Adams promised to work to lower taxes and increase aid to cities and towns. Finegold, first elected as senator from a district that takes in Lawrence and Andover, said he has been working to promote job training.
“I think one of the most important things we can do is listen,” Finegold said.
Kevin Cuff of Andover, running for state representative in the 17th Essex District as an independent, said he would help Lawrence overcome its economic difficulties by applying the “teach a man to fish” philosophy.
“I resent that,” countered his Democratic opponent, Lawrence City Council President Frank Moran. “We know how to fish.”

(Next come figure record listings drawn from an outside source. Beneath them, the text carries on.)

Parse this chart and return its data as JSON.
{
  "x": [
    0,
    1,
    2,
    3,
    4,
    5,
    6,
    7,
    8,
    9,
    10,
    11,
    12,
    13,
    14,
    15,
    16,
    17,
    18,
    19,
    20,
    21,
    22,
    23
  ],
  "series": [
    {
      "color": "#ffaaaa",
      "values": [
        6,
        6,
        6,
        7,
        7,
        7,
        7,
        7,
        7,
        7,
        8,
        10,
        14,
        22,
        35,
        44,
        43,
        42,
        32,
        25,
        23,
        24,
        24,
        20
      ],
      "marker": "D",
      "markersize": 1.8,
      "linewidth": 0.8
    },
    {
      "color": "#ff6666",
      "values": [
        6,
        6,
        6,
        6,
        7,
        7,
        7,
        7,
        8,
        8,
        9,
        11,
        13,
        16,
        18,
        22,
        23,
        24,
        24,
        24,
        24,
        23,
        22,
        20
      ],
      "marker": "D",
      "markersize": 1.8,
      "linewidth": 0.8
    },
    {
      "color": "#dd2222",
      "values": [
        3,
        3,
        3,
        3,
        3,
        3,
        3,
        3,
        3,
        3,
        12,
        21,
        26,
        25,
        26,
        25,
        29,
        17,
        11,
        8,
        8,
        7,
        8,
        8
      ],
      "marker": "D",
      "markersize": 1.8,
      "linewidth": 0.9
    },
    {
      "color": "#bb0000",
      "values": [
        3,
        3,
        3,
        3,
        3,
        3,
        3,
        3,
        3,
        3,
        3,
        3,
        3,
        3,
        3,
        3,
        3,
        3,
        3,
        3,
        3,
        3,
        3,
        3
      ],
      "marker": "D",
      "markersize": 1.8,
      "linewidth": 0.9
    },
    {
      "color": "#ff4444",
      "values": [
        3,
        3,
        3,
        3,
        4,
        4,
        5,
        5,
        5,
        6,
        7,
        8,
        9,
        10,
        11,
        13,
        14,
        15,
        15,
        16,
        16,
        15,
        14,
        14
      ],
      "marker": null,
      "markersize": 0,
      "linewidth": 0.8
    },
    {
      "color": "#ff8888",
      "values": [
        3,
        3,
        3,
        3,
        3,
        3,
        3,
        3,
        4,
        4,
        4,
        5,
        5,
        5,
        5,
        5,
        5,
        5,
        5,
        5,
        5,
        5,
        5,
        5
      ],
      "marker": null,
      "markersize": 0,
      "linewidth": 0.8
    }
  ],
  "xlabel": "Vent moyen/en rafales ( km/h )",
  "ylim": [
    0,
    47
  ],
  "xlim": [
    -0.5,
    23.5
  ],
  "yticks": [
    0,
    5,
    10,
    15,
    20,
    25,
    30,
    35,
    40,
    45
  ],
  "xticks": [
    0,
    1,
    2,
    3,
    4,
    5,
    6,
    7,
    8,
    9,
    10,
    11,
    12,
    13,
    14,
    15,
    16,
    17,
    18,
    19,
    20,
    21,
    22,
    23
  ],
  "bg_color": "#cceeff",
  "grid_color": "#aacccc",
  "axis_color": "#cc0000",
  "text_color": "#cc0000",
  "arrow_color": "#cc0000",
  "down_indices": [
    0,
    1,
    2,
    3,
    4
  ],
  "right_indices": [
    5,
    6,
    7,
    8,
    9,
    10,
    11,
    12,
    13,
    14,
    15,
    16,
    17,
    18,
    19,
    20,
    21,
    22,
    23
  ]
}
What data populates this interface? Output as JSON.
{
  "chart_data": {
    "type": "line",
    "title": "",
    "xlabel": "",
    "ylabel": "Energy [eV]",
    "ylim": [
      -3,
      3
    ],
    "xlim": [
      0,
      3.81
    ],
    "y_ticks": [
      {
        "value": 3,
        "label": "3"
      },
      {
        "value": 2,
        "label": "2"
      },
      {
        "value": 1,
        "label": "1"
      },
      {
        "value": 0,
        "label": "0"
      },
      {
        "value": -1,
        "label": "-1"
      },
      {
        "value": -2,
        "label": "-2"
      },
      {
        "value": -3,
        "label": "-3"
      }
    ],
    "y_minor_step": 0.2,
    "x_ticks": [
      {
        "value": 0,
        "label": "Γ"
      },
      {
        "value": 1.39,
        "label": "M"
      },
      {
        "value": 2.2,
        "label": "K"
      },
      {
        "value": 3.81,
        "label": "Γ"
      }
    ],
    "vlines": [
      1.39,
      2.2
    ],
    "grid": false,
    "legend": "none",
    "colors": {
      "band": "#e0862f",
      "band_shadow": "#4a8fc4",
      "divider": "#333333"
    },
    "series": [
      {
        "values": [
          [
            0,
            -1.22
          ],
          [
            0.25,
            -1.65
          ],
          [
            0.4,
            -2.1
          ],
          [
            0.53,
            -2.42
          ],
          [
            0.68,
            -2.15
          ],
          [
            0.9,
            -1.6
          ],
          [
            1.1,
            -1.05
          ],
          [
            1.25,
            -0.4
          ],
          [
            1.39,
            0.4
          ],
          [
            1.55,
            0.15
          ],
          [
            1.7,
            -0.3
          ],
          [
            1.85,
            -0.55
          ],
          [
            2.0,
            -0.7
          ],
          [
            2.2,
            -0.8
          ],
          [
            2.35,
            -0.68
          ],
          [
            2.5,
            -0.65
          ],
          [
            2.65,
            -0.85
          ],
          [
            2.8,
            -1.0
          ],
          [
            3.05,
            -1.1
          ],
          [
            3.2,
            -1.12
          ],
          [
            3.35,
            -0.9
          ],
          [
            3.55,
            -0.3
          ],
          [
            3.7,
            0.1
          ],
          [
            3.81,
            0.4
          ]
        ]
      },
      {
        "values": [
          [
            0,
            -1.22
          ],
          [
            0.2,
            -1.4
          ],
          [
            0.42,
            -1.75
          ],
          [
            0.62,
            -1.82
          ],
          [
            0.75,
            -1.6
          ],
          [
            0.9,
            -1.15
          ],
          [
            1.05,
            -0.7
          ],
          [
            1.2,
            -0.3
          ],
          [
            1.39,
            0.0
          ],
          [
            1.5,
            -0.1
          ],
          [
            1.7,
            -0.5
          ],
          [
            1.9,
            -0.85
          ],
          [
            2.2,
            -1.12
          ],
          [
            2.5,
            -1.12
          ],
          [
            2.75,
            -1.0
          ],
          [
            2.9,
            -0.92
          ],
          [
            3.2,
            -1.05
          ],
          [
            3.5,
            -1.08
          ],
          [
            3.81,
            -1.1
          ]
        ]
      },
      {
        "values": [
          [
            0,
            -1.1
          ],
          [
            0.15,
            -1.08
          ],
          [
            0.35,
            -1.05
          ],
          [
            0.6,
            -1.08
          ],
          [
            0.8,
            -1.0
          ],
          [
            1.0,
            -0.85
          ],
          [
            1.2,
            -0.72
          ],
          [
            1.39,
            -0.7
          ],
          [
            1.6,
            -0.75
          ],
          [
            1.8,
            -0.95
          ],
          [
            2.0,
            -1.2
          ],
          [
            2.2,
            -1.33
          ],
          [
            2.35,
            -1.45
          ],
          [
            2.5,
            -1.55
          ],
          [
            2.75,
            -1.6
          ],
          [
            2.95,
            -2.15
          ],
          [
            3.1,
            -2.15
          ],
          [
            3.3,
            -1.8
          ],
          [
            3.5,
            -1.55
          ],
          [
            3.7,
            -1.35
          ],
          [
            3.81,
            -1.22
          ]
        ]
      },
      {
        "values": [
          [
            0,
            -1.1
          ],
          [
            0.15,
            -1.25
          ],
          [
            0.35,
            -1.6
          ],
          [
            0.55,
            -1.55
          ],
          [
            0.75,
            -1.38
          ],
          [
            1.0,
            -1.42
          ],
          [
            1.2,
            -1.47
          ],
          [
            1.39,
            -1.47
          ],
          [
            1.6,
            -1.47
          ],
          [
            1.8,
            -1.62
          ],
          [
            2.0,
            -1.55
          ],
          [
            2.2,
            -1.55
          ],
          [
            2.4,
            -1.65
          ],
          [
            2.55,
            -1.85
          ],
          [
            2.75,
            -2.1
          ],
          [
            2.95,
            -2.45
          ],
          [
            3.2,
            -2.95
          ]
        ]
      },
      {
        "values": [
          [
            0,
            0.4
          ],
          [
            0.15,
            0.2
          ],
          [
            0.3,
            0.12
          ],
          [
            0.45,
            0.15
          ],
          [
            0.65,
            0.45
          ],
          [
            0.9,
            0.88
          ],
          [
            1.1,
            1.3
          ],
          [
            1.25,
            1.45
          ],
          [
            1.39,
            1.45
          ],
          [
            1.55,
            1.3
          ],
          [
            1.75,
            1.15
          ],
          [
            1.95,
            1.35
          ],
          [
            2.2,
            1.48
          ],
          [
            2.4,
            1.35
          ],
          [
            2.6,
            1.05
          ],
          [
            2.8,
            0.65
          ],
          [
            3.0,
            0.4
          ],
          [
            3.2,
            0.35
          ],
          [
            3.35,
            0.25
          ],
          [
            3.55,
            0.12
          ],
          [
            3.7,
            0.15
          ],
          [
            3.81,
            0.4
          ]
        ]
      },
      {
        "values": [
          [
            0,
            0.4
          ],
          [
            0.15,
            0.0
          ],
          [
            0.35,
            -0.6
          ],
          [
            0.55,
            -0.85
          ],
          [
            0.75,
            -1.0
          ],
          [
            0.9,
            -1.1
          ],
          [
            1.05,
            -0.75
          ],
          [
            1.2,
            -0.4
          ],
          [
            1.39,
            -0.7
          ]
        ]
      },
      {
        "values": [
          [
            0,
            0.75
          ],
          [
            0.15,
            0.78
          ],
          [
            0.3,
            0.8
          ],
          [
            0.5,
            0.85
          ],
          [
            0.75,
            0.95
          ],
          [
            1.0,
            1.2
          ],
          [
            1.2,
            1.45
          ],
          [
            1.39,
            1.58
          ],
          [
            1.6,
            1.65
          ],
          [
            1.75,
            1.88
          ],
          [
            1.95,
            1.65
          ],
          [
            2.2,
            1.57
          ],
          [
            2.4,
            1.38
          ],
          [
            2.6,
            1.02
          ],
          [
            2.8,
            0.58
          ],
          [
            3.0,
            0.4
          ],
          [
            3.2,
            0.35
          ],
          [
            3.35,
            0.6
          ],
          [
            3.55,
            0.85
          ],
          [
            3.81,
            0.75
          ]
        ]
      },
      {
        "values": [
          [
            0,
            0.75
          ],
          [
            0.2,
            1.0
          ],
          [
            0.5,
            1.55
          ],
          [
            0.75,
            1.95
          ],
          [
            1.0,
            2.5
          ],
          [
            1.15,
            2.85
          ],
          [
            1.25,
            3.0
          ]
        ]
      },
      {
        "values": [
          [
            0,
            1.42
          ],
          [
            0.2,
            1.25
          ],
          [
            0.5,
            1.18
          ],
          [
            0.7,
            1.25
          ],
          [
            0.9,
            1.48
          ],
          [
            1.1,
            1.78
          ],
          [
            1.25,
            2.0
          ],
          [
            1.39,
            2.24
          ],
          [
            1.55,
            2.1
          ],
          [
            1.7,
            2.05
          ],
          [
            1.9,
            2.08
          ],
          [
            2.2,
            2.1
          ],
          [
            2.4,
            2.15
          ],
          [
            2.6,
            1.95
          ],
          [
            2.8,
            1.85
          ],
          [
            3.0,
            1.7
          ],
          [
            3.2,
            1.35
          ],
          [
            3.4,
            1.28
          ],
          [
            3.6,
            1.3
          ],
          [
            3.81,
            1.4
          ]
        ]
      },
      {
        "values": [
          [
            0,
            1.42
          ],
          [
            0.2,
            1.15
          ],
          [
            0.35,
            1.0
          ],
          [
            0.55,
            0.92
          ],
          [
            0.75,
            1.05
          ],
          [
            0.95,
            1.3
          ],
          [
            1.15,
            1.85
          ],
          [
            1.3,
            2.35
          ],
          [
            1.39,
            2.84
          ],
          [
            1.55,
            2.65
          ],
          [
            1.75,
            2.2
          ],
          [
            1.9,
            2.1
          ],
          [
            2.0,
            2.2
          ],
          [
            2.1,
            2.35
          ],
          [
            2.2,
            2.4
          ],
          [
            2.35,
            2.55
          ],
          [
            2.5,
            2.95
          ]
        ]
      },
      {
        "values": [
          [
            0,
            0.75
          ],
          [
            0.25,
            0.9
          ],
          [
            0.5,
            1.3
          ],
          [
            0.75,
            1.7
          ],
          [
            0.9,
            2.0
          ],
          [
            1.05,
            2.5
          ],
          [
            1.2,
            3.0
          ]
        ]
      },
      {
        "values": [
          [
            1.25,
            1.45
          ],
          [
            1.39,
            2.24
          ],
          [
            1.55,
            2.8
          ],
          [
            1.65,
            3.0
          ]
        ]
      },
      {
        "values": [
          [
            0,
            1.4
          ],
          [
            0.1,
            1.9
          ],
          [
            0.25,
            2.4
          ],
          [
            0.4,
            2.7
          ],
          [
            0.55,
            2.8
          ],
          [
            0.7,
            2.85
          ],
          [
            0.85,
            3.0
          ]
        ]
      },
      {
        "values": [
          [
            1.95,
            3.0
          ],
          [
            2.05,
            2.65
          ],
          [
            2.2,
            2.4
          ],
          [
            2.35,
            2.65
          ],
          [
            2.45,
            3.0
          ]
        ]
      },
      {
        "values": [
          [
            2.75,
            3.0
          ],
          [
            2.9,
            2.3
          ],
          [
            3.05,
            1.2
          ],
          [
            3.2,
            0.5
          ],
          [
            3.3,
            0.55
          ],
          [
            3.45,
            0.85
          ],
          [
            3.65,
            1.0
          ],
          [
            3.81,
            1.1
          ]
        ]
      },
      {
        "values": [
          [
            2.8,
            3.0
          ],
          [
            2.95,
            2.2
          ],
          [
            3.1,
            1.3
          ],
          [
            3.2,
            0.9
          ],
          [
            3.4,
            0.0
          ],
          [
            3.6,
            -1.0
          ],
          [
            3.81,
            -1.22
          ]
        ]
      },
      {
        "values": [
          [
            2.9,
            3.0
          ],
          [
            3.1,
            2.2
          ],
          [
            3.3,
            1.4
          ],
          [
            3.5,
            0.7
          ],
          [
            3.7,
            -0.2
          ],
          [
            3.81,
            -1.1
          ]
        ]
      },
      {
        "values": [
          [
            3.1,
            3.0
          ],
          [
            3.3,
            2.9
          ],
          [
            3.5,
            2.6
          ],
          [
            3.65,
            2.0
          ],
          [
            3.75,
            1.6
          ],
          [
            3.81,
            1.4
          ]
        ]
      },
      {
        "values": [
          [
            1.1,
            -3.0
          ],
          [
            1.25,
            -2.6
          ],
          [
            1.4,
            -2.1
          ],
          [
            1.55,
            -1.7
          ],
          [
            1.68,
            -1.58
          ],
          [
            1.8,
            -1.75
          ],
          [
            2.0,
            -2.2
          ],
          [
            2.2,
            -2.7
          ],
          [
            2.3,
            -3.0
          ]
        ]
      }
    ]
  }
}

Moran said 95 percent of the small business owners in Lawrence are Latinos. They are hard workers and are not seeking “a handout,” he said.
Lyons, who owns a business that sells ice cream and flowers, said, “We need to fundamentally change the direction of Beacon Hill.” He mentioned three times that the last three former speakers of the Massachusetts House – Salvatore DiMasi, Thomas Finneran and Charles Flaherty – have been indicted. Three state senators have gone to jail, he said.
Lyons took L’Italien to task for taking a $100,000-a-year job in the state treasurer’s office a few days after she was defeated for re-election in 2010. He also said L’Italien “sat by” when the Legislature raised the sales tax from 5 percent to 6.25 percent.
L’Italien said the tax hike was necessary because the state faced a multi-billion-dollar deficit. As for the job in the treasurer’s office, she said she helped a “green staff” learn how to work with the Legislature.
L’Italien also said the small business/banking partnership she started in the treasurer’s office has lent $362 million to people starting businesses. Five Andover banks received $27 million of that lending capital, she said.
Taking a swipe at Lyons, she said some people find it “more fun to throw rocks and poke people in the eye.”
“I don’t poke anyone in the eye,” Lyons shot back. Countering L’Italien’s assertion that she believes in “working together,” Lyons said, “the Democrats work together to raise taxes.”
The candidates for register of deeds, Republican Jack Wilson, Democrat Paul Iannuccillo and independent Brian Corrigan, did not criticize each other. All three promised to improve the Northern Essex Registry of Deeds website and streamline the operation.
They also said they will do the job full time. Robert Kelley, the incumbent register whom Iannuccillo knocked off in the Sept. 6 primary, was criticized for not showing up at his office.